Continuing on the theme of the significance of rising standards for admission to elite schools, I found much to admire in this essay from a journalist from an “unworldly blue collar” home who was admitted to Harvard 35 years ago. He marvels at the multiple accomplishments of the kids he now interviews as part of the admissions processes to Harvard, even while he understands that many of these students won’t be admitted, in spite of all that they’ve accomplished.
Yet I’m conflicted when I read about how he’s eventually come to terms with shifts in the admissions landscape:
I came to understand that my own focus on Harvard was a matter of not sophistication but narrowness. I grew up in an unworldly blue-collar environment. Getting perfect grades and attending an elite college was one of the few ways up I could see.

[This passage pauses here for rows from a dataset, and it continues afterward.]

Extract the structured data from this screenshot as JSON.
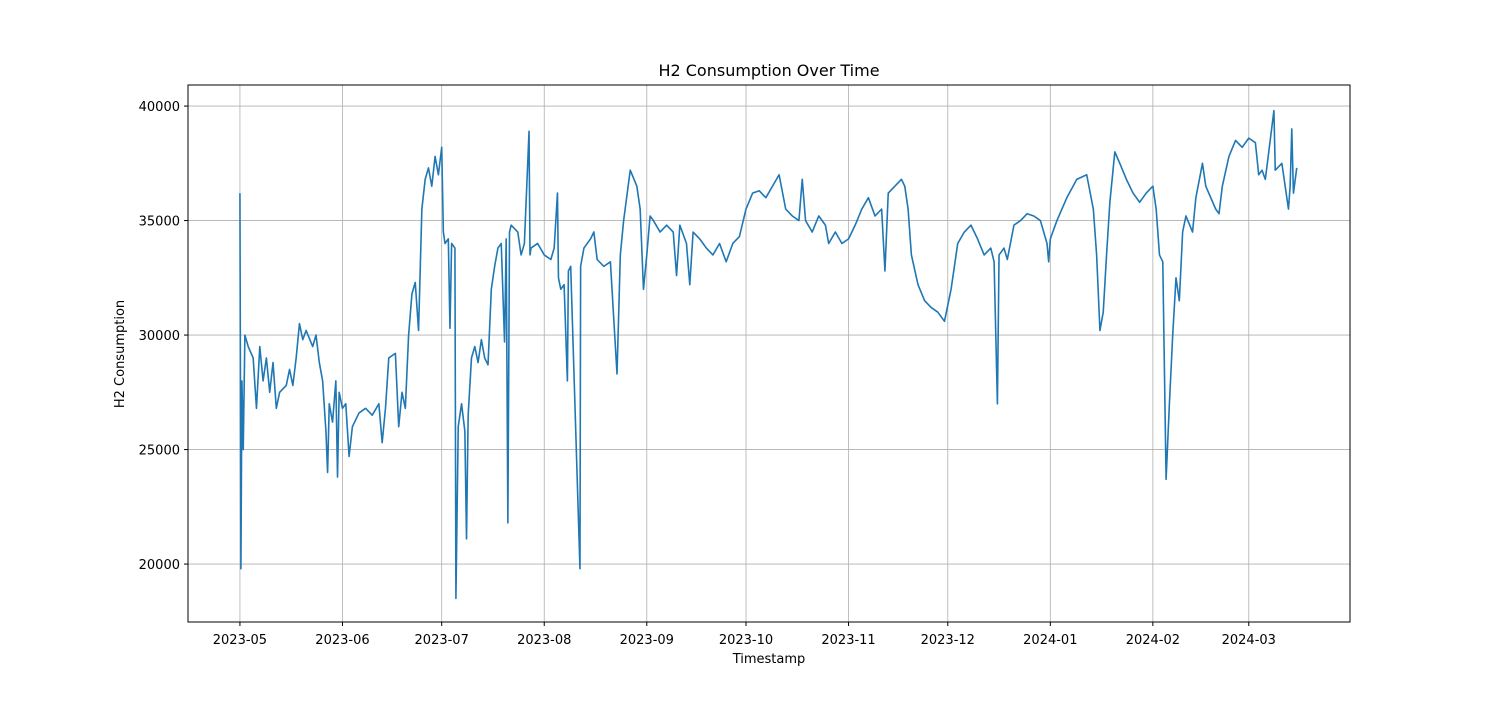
{
  "chart_data": {
    "type": "line",
    "title": "H2 Consumption Over Time",
    "x_label": "Timestamp",
    "y_label": "H2 Consumption",
    "x": [
      0,
      0.3,
      0.6,
      1,
      1.5,
      2.5,
      4,
      5,
      6,
      7,
      8,
      9,
      10,
      11,
      12,
      14,
      15,
      16,
      17,
      18,
      19,
      20,
      22,
      23,
      24,
      25,
      26,
      26.5,
      27,
      28,
      29,
      29.5,
      30,
      31,
      32,
      33,
      34,
      36,
      38,
      40,
      42,
      43,
      44,
      45,
      47,
      48,
      49,
      50,
      51,
      52,
      53,
      54,
      55,
      56,
      57,
      58,
      59,
      60,
      61,
      61.5,
      62,
      63,
      63.5,
      64,
      65,
      65.3,
      66,
      67,
      68,
      68.5,
      69,
      70,
      71,
      72,
      73,
      74,
      75,
      76,
      77,
      78,
      79,
      80,
      80.5,
      81,
      81.5,
      82,
      84,
      85,
      86,
      87.4,
      87.7,
      88,
      90,
      92,
      94,
      95,
      96,
      96.3,
      97,
      98,
      99,
      99.3,
      100,
      102.8,
      103,
      104,
      106,
      107,
      108,
      110,
      112,
      114,
      115,
      116,
      118,
      120,
      121,
      122,
      123,
      124,
      125,
      127,
      129,
      131,
      132,
      133,
      135,
      136,
      137,
      139,
      141,
      143,
      145,
      147,
      149,
      151,
      153,
      155,
      157,
      159,
      161,
      163,
      165,
      167,
      169,
      170,
      171,
      173,
      175,
      177,
      178,
      180,
      182,
      184,
      186,
      188,
      190,
      192,
      194,
      195,
      196,
      198,
      200,
      201,
      202,
      203,
      205,
      207,
      209,
      211,
      213,
      215,
      217,
      219,
      221,
      223,
      225,
      227,
      228,
      229,
      229.5,
      231,
      232,
      234,
      236,
      238,
      240,
      242,
      244,
      244.5,
      245,
      247,
      250,
      253,
      256,
      258,
      259,
      260,
      261,
      262,
      263,
      264.5,
      266,
      268,
      270,
      272,
      274,
      276,
      277,
      278,
      279,
      280,
      281,
      282,
      283,
      284,
      285,
      286,
      288,
      289,
      291,
      292,
      295,
      296,
      297,
      299,
      301,
      303,
      305,
      307,
      308,
      309,
      310,
      312.6,
      313,
      315,
      316,
      317,
      317.5,
      318,
      318.5,
      319.5
    ],
    "series": [
      {
        "name": "H2 Consumption",
        "color": "#1f77b4",
        "values": [
          36200,
          19800,
          28000,
          25000,
          30000,
          29500,
          29000,
          26800,
          29500,
          28000,
          29000,
          27500,
          28800,
          26800,
          27500,
          27800,
          28500,
          27800,
          29000,
          30500,
          29800,
          30200,
          29500,
          30000,
          28800,
          28000,
          25800,
          24000,
          27000,
          26200,
          28000,
          23800,
          27500,
          26800,
          27000,
          24700,
          26000,
          26600,
          26800,
          26500,
          27000,
          25300,
          26800,
          29000,
          29200,
          26000,
          27500,
          26800,
          30000,
          31800,
          32300,
          30200,
          35500,
          36800,
          37300,
          36500,
          37800,
          37000,
          38200,
          34500,
          34000,
          34200,
          30300,
          34000,
          33800,
          18500,
          26000,
          27000,
          25800,
          21100,
          26500,
          29000,
          29500,
          28800,
          29800,
          29000,
          28700,
          32000,
          33000,
          33800,
          34000,
          29700,
          34200,
          21800,
          34500,
          34800,
          34500,
          33500,
          34000,
          38900,
          33500,
          33800,
          34000,
          33500,
          33300,
          33800,
          36200,
          32500,
          32000,
          32200,
          28000,
          32800,
          33000,
          19800,
          33000,
          33800,
          34200,
          34500,
          33300,
          33000,
          33200,
          28300,
          33500,
          35000,
          37200,
          36500,
          35500,
          32000,
          33500,
          35200,
          35000,
          34500,
          34800,
          34500,
          32600,
          34800,
          34000,
          32200,
          34500,
          34200,
          33800,
          33500,
          34000,
          33200,
          34000,
          34300,
          35500,
          36200,
          36300,
          36000,
          36500,
          37000,
          35500,
          35200,
          35000,
          36800,
          35000,
          34500,
          35200,
          34800,
          34000,
          34500,
          34000,
          34200,
          34800,
          35500,
          36000,
          35200,
          35500,
          32800,
          36200,
          36500,
          36800,
          36500,
          35500,
          33500,
          32200,
          31500,
          31200,
          31000,
          30600,
          32000,
          34000,
          34500,
          34800,
          34200,
          33500,
          33800,
          33200,
          27000,
          33500,
          33800,
          33300,
          34800,
          35000,
          35300,
          35200,
          35000,
          34000,
          33200,
          34200,
          35000,
          36000,
          36800,
          37000,
          35500,
          33500,
          30200,
          31000,
          33500,
          35800,
          38000,
          37500,
          36800,
          36200,
          35800,
          36200,
          36500,
          35500,
          33500,
          33200,
          23700,
          27000,
          30000,
          32500,
          31500,
          34500,
          35200,
          34500,
          36000,
          37500,
          36500,
          35500,
          35300,
          36500,
          37800,
          38500,
          38200,
          38600,
          38400,
          37000,
          37200,
          36800,
          39800,
          37200,
          37500,
          36500,
          35500,
          36500,
          39000,
          36200,
          37300
        ]
      }
    ],
    "xlim": [
      -15.7,
      335.6
    ],
    "xticks": [
      {
        "value": 0,
        "label": "2023-05"
      },
      {
        "value": 31,
        "label": "2023-06"
      },
      {
        "value": 61,
        "label": "2023-07"
      },
      {
        "value": 92,
        "label": "2023-08"
      },
      {
        "value": 123,
        "label": "2023-09"
      },
      {
        "value": 153,
        "label": "2023-10"
      },
      {
        "value": 184,
        "label": "2023-11"
      },
      {
        "value": 214,
        "label": "2023-12"
      },
      {
        "value": 245,
        "label": "2024-01"
      },
      {
        "value": 276,
        "label": "2024-02"
      },
      {
        "value": 305,
        "label": "2024-03"
      }
    ],
    "ylim": [
      17470,
      40920
    ],
    "yticks": [
      20000,
      25000,
      30000,
      35000,
      40000
    ],
    "grid": true
  }
}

My four have been raised in an upper-middle-class world. They look around and see lots of avenues to success. My wife’s two brothers struggled as students at mainstream colleges and both have made wonderful full lives, one as a salesman, the other as a builder. Each found his own best path. Each knows excellence.
Here, it seems, is the essential question of class.

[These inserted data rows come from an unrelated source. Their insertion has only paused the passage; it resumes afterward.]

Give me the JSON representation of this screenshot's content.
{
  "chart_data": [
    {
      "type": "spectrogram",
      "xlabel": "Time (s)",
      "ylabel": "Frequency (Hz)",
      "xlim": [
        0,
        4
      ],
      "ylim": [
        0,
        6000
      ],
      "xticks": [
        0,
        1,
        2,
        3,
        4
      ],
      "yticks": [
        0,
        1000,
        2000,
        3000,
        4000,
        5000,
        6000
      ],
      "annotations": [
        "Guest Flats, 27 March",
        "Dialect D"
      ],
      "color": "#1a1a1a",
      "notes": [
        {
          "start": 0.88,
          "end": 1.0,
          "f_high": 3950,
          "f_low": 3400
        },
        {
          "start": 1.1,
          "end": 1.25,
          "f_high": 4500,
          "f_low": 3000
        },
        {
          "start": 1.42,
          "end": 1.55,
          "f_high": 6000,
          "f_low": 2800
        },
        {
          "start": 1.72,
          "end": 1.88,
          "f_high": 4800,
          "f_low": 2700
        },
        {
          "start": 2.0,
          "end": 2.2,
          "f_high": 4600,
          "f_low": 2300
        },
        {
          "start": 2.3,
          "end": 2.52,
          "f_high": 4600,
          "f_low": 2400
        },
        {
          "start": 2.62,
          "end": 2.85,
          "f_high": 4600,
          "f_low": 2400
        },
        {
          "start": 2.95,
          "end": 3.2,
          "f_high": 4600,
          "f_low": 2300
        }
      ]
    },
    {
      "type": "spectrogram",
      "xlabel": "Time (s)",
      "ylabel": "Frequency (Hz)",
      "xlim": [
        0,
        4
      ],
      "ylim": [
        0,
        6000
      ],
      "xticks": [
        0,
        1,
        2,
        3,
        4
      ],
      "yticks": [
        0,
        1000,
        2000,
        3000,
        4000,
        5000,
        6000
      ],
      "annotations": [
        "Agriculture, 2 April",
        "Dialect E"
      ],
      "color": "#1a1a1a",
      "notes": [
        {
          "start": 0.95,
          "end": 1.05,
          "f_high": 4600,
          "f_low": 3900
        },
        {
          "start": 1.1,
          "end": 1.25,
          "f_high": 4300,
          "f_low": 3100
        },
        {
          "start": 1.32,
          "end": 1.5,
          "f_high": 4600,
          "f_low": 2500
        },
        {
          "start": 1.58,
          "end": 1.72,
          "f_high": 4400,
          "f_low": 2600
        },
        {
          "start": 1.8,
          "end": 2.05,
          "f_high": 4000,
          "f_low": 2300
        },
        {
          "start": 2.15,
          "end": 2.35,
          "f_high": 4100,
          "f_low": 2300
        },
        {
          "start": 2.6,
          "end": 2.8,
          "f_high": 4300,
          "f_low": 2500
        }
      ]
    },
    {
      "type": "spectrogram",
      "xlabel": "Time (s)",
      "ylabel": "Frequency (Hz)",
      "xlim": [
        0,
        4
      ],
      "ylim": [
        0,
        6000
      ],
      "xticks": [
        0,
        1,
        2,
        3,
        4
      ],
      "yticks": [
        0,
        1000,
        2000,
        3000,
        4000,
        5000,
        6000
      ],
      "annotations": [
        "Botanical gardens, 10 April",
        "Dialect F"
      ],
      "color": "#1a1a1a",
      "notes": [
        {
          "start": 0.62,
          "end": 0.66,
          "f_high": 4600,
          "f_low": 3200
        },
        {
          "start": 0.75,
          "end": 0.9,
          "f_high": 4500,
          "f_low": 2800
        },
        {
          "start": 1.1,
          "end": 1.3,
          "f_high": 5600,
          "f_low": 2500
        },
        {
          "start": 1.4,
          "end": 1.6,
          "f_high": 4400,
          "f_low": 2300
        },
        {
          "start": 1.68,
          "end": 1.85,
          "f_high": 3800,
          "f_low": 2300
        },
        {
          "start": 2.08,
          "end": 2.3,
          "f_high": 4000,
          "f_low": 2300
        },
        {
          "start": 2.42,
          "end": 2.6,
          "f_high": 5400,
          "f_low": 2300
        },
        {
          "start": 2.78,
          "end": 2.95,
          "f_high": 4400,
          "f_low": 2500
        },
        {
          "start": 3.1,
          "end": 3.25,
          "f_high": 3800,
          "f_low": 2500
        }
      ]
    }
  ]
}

I completely accept that there are many paths to personal happiness and many routes to individual excellence.
Yet there are, of course, fundamental differences between finding happiness within the options that are available to you and having many choices about where one might seek happiness.

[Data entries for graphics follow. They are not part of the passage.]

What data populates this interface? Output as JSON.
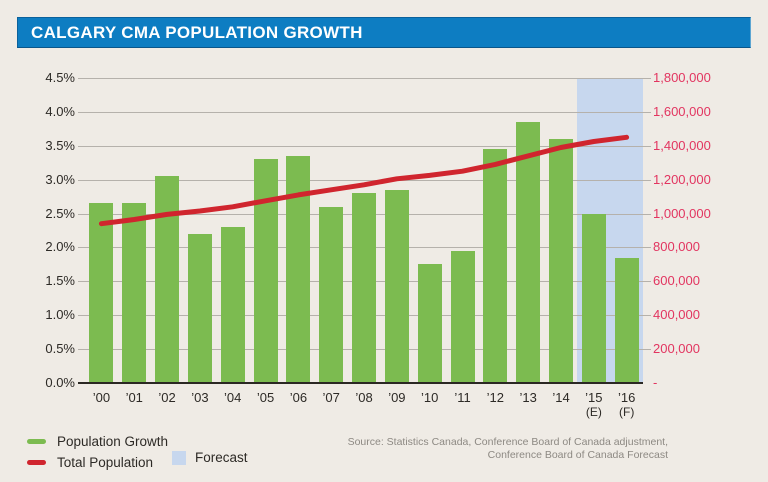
{
  "title": "CALGARY CMA POPULATION GROWTH",
  "colors": {
    "title_bar": "#0D7DC2",
    "bar_green": "#7CBB50",
    "line_red": "#D0252E",
    "right_axis_text": "#E23560",
    "forecast_band": "#C7D7EE",
    "background": "#EFEBE5"
  },
  "legend": {
    "growth_label": "Population Growth",
    "population_label": "Total Population",
    "forecast_label": "Forecast"
  },
  "source": {
    "line1": "Source: Statistics Canada, Conference Board of Canada adjustment,",
    "line2": "Conference Board of Canada Forecast"
  },
  "chart_data": {
    "type": "bar+line",
    "title": "Calgary CMA Population Growth",
    "categories": [
      "’00",
      "’01",
      "’02",
      "’03",
      "’04",
      "’05",
      "’06",
      "’07",
      "’08",
      "’09",
      "’10",
      "’11",
      "’12",
      "’13",
      "’14",
      "’15",
      "’16"
    ],
    "sublabels": [
      "",
      "",
      "",
      "",
      "",
      "",
      "",
      "",
      "",
      "",
      "",
      "",
      "",
      "",
      "",
      "(E)",
      "(F)"
    ],
    "series": [
      {
        "name": "Population Growth",
        "type": "bar",
        "axis": "left",
        "unit": "%",
        "values": [
          2.65,
          2.65,
          3.05,
          2.2,
          2.3,
          3.3,
          3.35,
          2.6,
          2.8,
          2.85,
          1.75,
          1.95,
          3.45,
          3.85,
          3.6,
          2.5,
          1.85
        ]
      },
      {
        "name": "Total Population",
        "type": "line",
        "axis": "right",
        "unit": "persons",
        "values": [
          940000,
          965000,
          995000,
          1015000,
          1040000,
          1075000,
          1110000,
          1140000,
          1170000,
          1205000,
          1225000,
          1250000,
          1290000,
          1340000,
          1390000,
          1425000,
          1450000
        ]
      }
    ],
    "left_axis": {
      "min": 0,
      "max": 4.5,
      "ticks": [
        "4.5%",
        "4.0%",
        "3.5%",
        "3.0%",
        "2.5%",
        "2.0%",
        "1.5%",
        "1.0%",
        "0.5%",
        "0.0%"
      ]
    },
    "right_axis": {
      "min": 0,
      "max": 1800000,
      "ticks": [
        "1,800,000",
        "1,600,000",
        "1,400,000",
        "1,200,000",
        "1,000,000",
        "800,000",
        "600,000",
        "400,000",
        "200,000",
        "-"
      ]
    },
    "forecast_band": {
      "label": "Forecast",
      "categories_covered": [
        "’15",
        "’16"
      ],
      "span": 2
    },
    "grid": true,
    "legend_position": "bottom-left"
  }
}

As long as institutions like Harvard are growing less accessible to kids who can’t afford the frenetic resume building now required for admissions, and as long as Harvard remains a vital route to political and economic power, the questions of admissions go beyond whether one’s own child might find personal happiness there, or whether attaining excellence as a builder will, in the end, provide personal fulfillment.
Unless, of course, the children of the elite are asking the same questions.
It seems, however, that most are not.
As long as the kids who do eventually graduate from Harvard are going to wield power over other people’s kids, and as long as the grand narrative of the culture is that those Harvard kids deserve that power because they are essentially better people than kids who went to college elsewhere (and certainly, better than those who didn’t go to college at all), admissions is a social problem, not just a problem of misguided individual choices.